I don’t know why but this irritated me. I felt she was being a buzz kill. It was a small apartment and she got worried when I was out of the room for a few seconds. I tried to encourage her to talk to others but she went back to her couch. I thought “fuck it. I am gonna have fun.” I was also irritated that she was insisting on leaving the next morning at my expense.

I did not want her to ruin my night. I started doing jello shots. There were other kinds of shots too. There was a lot of liquor. At some point, everyone started yelling “show your tits” and all the girls started flashing. I think there was some drinking games involved.

I woke up at my FWB’s bed. Hangover, of course. His bedroom was too bright and I always bitched at him to get blackout curtains. He complained my blackout curtains always made him oversleep at my place.
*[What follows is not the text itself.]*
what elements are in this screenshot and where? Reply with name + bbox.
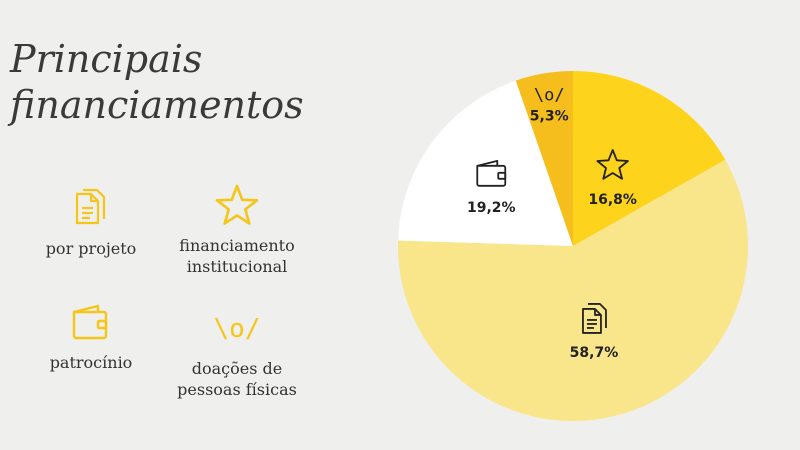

I checked my phone and there was a text message from my friend “thanks for the weekend. I hope you find your keys.”

I asked him where was my stuff. I followed the path of my clothes out to his living room. There I found my purse with my wallet but no keys. We texted the host of the party to find out I left my keys there.  The bad part about leaving my keys at the party: I could not get my friend’s bags out of my car. And she still insisted on leaving that morning. My FWB said we stopped at an ATM so I could get money on the way to his place and then called her a cab. I checked my bank account. I took out $100. I had $80 in my wallet the night before. I had nothing in my wallet the next morning. I gave her $180 when a taxi might cost $20 and the bus should be about $60.

I never sent the bags and she and I have not talked since. 12 years of friendship gone. It might have been crappy for her to take advantage of me financially like that but if alcohol was not such a focus of my life, the weekend might have turned out different.